Accented characters LaTeX accent commands (\"o, \'{e}, \~{n}) are not converted to Unicode — they appear as raw LaTeX.
siunitx package \SI, \si, \num commands are not converted — they appear as raw text.
\label inside math Labels within math environments are passed through verbatim in the $$ block.

Tip

For best results with math, ensure your Markdown renderer supports MathJax or KaTeX. Math expressions are passed through verbatim in LaTeX syntax.


Common options

Image extraction

The Word, PowerPoint, and LaTeX importers extract embedded images to an assets/ directory next to the output file.
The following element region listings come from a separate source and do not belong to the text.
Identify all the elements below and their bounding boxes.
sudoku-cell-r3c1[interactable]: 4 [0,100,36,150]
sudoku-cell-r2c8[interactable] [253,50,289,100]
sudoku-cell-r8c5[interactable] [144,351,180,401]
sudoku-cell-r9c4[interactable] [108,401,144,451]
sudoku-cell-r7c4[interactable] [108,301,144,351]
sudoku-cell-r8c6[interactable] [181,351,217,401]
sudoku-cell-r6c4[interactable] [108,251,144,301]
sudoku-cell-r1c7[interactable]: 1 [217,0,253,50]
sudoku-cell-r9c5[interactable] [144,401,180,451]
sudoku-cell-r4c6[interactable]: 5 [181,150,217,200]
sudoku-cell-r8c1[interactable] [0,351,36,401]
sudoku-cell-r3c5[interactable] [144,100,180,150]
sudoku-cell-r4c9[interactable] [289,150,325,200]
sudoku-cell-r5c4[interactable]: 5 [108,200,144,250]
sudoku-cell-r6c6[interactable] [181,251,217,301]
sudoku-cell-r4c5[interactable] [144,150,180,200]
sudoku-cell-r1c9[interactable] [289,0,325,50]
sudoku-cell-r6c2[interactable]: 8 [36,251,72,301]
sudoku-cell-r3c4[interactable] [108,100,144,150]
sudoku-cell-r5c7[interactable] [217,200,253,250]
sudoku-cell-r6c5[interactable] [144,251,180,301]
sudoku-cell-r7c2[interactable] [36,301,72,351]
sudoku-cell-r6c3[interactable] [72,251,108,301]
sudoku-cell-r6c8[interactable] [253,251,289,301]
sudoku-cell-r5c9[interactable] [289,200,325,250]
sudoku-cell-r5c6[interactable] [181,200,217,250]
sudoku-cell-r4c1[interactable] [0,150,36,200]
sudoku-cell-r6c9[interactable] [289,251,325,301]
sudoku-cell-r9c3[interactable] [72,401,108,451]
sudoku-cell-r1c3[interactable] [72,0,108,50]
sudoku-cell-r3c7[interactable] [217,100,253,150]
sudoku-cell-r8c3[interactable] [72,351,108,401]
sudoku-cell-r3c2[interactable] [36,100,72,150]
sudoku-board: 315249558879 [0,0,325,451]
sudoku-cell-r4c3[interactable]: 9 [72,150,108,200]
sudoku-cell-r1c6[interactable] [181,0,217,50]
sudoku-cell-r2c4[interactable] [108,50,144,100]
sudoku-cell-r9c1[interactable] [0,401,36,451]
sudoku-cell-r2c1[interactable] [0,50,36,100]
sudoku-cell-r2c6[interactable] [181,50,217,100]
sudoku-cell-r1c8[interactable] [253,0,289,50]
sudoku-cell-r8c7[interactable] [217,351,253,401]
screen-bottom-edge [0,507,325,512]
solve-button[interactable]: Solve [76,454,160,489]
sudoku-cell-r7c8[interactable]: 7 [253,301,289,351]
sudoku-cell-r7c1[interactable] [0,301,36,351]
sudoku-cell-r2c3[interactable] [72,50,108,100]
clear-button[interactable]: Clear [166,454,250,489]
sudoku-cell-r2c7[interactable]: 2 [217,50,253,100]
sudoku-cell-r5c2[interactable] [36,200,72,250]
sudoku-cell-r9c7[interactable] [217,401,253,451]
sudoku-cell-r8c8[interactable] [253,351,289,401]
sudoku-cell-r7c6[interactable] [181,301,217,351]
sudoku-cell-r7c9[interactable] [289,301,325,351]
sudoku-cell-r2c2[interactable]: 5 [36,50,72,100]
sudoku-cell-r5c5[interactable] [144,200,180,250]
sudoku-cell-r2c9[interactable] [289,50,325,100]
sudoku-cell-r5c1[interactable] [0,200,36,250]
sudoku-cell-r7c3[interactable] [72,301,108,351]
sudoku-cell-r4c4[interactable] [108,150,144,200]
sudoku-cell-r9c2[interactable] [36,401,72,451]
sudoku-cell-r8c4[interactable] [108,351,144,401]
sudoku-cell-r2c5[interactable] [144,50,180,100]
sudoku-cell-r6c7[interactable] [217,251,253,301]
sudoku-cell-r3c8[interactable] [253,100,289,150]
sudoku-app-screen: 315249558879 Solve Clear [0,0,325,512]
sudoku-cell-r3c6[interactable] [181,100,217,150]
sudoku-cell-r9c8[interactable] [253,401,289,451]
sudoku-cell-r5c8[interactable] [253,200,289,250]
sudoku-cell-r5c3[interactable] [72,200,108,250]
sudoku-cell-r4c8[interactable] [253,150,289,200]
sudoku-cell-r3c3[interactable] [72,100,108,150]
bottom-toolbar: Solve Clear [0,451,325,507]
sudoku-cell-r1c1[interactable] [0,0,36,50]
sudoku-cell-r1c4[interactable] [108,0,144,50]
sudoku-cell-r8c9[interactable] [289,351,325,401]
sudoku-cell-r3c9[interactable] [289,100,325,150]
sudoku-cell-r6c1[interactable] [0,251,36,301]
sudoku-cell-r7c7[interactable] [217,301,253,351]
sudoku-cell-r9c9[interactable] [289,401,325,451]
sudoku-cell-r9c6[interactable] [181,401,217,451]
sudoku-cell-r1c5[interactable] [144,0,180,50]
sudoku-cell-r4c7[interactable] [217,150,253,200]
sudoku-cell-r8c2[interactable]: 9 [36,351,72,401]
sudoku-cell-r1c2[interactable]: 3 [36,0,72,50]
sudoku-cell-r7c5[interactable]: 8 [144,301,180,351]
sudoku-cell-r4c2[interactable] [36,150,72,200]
To skip image extraction:

leafpress import report.docx --no-extract-images
leafpress import deck.pptx --no-extract-images
leafpress import paper.tex --no-extract-images

Output path

By default, the output file uses the same stem as the input (e.g., deck.pptxdeck.md). You can specify a path or directory:

# Explicit file path (single file only)
leafpress import deck.pptx -o docs/presentation.md

# Directory (creates deck.md inside it)
leafpress import deck.pptx -o docs/

When importing multiple files, --output must be a directory (or omitted):

leafpress import *.docx *.pptx *.xlsx -o docs/

URL import

You can import documents directly from URLs — the file is downloaded to a temp directory, converted, and the temp file is cleaned up automatically:

# Import a LaTeX paper from a URL
leafpress import https://example.com/paper.tex

# Import a Word document from a URL
leafpress import https://example.com/report.docx -o docs/

# Mix local files and URLs
leafpress import report.docx https://example.com/slides.pptx -o docs/

The file type is inferred from the URL path extension (.docx, .pptx, .xlsx, .tex). If the URL has no recognized extension, the Content-Type header is used as a fallback. URLs that cannot be mapped to a supported format produce an error.

Batch import

You can pass multiple files and URLs in a single command. Formats can be mixed freely — each source is detected and routed to the appropriate converter:

# Import everything in one shot
leafpress import report.docx proposal.docx slides.pptx data.xlsx paper.tex

# Use shell globs to grab all supported files
leafpress import *.docx *.pptx *.xlsx *.tex

# Mix local and remote sources
leafpress import *.docx https://example.com/paper.tex -o docs/

# Combine with other options
leafpress import *.docx --code-styles "Code Block" --no-extract-images
leafpress import *.pptx --no-notes -o imported/

If one source fails (e.g., missing file, download error, or corrupt document), the remaining sources are still processed. A summary of failures is shown at the end.